Maybe some of you have picked up a stick at the beach and carved it out in the sand. Others may have scribbled it on a napkin at a coffee shop. I know someone who digitalized it and used it as their desktop image. Another even created a vision board and hung it over his desk.
That’s all well and good. It’s motivational and helps you keep your focus. But let’s get practical. Your vision is a dream. It takes place in the future. You need a plan. You need to set goals. You need to create your milestones.

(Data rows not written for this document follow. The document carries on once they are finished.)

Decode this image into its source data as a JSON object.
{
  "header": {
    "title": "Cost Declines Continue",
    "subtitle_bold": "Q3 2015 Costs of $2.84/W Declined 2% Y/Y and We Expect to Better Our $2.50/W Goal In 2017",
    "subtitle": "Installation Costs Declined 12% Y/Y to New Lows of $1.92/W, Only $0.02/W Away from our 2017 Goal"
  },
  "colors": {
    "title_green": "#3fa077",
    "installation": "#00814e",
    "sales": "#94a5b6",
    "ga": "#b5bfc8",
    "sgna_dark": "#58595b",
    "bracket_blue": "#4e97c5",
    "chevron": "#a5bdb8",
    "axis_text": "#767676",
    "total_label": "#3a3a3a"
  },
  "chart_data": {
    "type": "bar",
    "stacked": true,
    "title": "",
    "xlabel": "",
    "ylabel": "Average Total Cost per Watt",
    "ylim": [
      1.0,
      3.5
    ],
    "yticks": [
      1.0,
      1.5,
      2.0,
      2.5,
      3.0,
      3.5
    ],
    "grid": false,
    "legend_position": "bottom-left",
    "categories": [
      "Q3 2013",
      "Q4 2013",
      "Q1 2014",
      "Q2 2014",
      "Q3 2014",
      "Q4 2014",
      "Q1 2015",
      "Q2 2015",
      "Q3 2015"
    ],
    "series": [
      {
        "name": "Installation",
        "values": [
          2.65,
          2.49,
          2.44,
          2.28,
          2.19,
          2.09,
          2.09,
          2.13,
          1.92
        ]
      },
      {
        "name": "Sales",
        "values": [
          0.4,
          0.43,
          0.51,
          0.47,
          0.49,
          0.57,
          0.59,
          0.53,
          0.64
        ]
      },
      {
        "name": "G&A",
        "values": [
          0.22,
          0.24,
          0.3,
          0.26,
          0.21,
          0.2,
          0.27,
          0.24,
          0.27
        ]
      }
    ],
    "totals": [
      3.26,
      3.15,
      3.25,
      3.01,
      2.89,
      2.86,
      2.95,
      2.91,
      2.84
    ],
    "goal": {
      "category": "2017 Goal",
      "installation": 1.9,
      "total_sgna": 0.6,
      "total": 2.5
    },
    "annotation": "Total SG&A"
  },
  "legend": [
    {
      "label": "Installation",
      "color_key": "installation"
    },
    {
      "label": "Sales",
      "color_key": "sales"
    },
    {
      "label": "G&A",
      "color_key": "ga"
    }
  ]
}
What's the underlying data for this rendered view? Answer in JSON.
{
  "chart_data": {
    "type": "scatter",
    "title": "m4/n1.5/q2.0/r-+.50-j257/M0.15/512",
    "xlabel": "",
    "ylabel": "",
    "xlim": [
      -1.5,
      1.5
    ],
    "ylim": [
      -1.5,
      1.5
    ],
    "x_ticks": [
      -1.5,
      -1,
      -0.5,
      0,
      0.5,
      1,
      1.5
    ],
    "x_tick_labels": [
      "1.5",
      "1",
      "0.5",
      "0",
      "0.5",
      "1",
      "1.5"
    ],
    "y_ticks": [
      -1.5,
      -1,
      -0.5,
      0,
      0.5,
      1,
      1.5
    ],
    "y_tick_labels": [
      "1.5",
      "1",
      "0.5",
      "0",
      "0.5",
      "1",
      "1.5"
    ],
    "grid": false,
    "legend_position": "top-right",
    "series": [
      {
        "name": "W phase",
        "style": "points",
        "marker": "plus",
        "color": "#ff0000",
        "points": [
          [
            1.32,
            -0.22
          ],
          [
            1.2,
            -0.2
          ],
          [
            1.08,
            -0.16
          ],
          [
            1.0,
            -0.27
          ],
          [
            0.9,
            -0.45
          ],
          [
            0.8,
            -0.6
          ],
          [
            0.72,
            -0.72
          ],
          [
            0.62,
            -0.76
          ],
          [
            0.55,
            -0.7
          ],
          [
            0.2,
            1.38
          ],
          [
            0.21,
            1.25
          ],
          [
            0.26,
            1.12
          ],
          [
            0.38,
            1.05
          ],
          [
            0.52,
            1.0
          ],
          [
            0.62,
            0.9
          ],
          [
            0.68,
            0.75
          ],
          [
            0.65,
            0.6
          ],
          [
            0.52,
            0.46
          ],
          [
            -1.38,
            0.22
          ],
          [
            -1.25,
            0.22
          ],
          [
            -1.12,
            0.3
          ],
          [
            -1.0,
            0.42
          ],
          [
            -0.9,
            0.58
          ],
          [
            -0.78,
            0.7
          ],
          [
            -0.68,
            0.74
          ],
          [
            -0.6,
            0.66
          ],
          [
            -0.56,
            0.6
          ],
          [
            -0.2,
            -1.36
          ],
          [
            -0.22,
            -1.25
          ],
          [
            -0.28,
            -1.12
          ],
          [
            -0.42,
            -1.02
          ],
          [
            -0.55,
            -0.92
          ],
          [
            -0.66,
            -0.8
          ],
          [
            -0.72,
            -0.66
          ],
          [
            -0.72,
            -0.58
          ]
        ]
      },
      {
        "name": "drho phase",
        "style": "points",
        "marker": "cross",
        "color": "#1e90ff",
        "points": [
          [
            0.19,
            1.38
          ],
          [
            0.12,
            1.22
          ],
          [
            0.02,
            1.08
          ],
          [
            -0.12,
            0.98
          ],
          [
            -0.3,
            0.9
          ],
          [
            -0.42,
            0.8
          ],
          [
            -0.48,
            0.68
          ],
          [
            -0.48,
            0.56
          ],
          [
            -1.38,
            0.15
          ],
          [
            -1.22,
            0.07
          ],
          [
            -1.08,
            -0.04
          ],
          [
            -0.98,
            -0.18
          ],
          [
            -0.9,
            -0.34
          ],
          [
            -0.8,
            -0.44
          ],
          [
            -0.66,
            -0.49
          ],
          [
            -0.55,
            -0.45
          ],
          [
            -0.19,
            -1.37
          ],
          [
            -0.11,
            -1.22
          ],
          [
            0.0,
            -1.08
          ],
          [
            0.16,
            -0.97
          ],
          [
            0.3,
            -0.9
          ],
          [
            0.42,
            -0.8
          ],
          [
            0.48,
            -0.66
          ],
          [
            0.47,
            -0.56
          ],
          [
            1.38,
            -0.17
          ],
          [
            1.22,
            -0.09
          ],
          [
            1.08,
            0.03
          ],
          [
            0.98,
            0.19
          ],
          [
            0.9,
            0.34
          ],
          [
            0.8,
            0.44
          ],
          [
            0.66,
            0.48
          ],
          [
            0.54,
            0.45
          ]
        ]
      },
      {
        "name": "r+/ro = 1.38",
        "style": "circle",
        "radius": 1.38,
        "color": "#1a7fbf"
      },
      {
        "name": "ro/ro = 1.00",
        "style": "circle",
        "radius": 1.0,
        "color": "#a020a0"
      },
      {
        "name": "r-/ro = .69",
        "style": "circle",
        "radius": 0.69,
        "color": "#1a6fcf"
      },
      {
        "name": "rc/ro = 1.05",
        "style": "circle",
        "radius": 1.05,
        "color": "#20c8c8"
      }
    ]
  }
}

Do you think your goals are tangible and actionable enough to turn vision into reality? We know goals are the stepping stones – the strategies and set methodologies you need to put into place and work toward every day. How you work them are your tools – the tactics you’ll use to create opportunities that will ultimately make that vision a reality.
The majority of small businesses know how to set goals. When our strategies and tactics we put in place to achieve them fail, it’s usually because of two things:
- Either our goals aren’t in sync with our vision, or
- We haven’t taken the time to break them down into enough small steps to make them achievable.
The big difference between visions and goals is that visions are ideals and concepts. Something out in the distant future and hard to see with any clarity. We gain clarity by setting goals. They’re the nuts and bolts of how you’re going to get from here to there. You can to create as many steps as needed to do that.
You can set your goal as high as you like. In fact, studies show that the higher the goal, the greater chance you have of achieving it. If you have difficulty reaching your goal, rethink your steps. Chances are they aren’t small enough to give you that little thrill of achievement to when even a small task is completed successfully.
There will always be someone who tells you they have the secret sauce, or that tried and true formula; but it’s theirs, and not yours. Even if you use it, you’ll be adapting it through your own lens and put your own spin on it to make it your own. Your perspective, just like your vision is uniquely your own.
The only secret sauce I believe in, is working the process. If you trip, you’re taking too big a step. Take a smaller one. Small, achievable steps provide constant reinforcement, which grows motivation, sustains energy, focus, clarity and sense of purpose.
Use these 6 steps as a guideline and see how you can accomplish your goals with a lot less angst and a greater sense of achievement.
1. Reinforce the primary goal: Envision what it will feel like to accomplish the goal. What will the rewards be for you and your team? What will life feel like? On the other hand, what will it feel like if you do not meet your goal? What would the consequences be?
2. Make your goals SMART:
3. Reward yourself and your team at the completion of each SMART STEP.
4. Practice positive thinking and reinforce the feeling of success you and your team have. Use affirmations. In fact, you and your team can make up your own.
5. Physically write down what you’ve accomplished or if you already have a list drawn up, cross it off and mark it ‘done.’
6. Toot your horn. Tell people about what you and your team has accomplished. A pat on the back never hurt anyone.
If you have problems working up step by step to your big goal, trying starting at the top, by visualizing it’s already been achieved, and work backwards step by step and retrace how you got there.
- What obstacles did you meet?
- How did you solve them?
- What action steps did you?
Setting goals properly can be an innovative and creative experience, but remember the goals you set are not for you alone. The key lies in bringing your people along with you and making them part of the process. Achievement is based on collaborative efforts: with your partners, with your employees, with your customers, and with a nod to those who preceded you, who laid the groundwork for your success.